In your code, you have already used both methods. You defined Counter as a global variable (because it is declared outside of any function). You also used the modifier static (which I can't imagine has any effect on a global variable).

So, simply define a variable such as   double last_tempC and then at the end of loop set last_tempC = tempC.

pylon

Please keep in mind that the ATtiny85 has 512 Bytes of RAM, saving a lot of values is not possible with this type of MCU.

peter12

Thank you guys! Yes I can declare last_tempC but it stores just one value. But I woild like to store more values, it can be in one variable e.g. with delimiter * such as 21.5*23.1*22.1, but when I print it in serial, then just first 42 chars are shown. What am I doing wrong please?

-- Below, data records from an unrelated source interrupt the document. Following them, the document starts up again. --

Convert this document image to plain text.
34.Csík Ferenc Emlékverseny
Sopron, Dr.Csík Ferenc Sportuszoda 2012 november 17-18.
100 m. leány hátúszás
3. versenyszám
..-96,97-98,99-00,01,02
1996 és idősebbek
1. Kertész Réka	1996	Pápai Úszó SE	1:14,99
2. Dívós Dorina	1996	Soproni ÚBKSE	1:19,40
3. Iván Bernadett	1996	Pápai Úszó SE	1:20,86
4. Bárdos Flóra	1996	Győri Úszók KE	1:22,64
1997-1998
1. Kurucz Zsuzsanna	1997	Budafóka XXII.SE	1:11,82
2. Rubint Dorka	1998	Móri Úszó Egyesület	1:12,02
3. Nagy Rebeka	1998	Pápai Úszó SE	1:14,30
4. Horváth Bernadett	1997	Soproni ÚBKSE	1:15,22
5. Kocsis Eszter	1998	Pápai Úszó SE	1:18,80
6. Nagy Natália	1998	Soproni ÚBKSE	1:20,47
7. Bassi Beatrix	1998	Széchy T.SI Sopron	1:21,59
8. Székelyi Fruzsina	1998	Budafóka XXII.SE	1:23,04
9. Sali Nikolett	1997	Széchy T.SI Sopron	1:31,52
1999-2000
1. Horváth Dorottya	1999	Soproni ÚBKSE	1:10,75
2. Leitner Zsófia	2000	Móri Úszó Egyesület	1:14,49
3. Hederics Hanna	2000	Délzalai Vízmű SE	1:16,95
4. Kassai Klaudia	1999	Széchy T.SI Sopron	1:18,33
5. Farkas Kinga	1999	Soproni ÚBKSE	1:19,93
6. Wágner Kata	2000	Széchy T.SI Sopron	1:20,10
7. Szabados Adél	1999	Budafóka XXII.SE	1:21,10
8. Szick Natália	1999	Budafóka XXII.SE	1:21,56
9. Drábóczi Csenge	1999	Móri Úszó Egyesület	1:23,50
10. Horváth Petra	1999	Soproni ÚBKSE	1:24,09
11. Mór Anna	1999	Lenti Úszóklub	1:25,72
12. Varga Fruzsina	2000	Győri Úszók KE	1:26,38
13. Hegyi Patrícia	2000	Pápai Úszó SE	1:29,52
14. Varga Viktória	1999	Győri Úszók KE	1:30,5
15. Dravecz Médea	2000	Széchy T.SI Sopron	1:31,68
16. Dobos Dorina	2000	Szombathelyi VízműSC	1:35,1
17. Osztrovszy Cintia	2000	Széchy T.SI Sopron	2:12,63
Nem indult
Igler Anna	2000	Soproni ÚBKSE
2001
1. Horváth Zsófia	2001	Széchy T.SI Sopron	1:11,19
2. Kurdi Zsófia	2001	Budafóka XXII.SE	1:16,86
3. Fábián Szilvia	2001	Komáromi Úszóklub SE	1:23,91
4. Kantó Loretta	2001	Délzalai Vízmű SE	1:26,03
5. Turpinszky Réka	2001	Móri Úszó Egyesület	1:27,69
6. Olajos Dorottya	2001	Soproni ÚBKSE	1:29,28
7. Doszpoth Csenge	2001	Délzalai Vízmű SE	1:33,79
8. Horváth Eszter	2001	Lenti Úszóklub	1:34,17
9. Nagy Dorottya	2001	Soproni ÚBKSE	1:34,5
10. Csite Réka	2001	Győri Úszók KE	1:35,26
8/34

And how can I please calculate how many temperatures can I store in memory?

Sorry for noob questions :)

pylon

Quote
But I woild like to store more values, it can be in one variable e.g. with delimiter * such as 21.5*23.1*22.1, but when I print it in serial, then just first 42 chars are shown.
You can declare

Code: [Select]
float temps[10];

This allows you to hold up to 10 temperatures in memory. A for loop over the array may print it to the serial interface.

Quote
And how can I please calculate how many temperatures can I store in memory?
The Arduino IDE tells you at the end of the compile run how many bytes are used by global variables. In addition to that value you need two bytes for every subroutine call, memory for the local variables (both on the stack) and some memory for the internal IDE functions (interrupts for time keeping and the like).
You see, the calculation is quite complicated so you should keep it to the absolute minimum.

What's the reason to store the values in RAM and not printing them immediately?

peter12

What's the reason to store the values in RAM and not printing them immediately?
I am trying to make small device, which will be able to log e.g.100 last temperature values (it is logging once per hour). From time to time device is connected to serial port, so I would like to print all stored values via serial. This is enough for me.  But I think, attiny85 has not enough memory for this, so I should use some kind of external memory. I hope for very simple project, but it looks it is getting bigger and bigger (for my current knowledge, but I am glad I will learn something new). Any link or idea is highly appreciated.

peter12

I found out that, probably, I could save temperature values to EEPROM :)

pylon

You can do that but don't use floats, you can request the temperature value as the raw 12bit value the sensor returns which fits into a 16bit integer. That needs half the memory (in RAM and EEPROM). You can do the conversion to a float later on your PC (or whatever device you use to read out the values).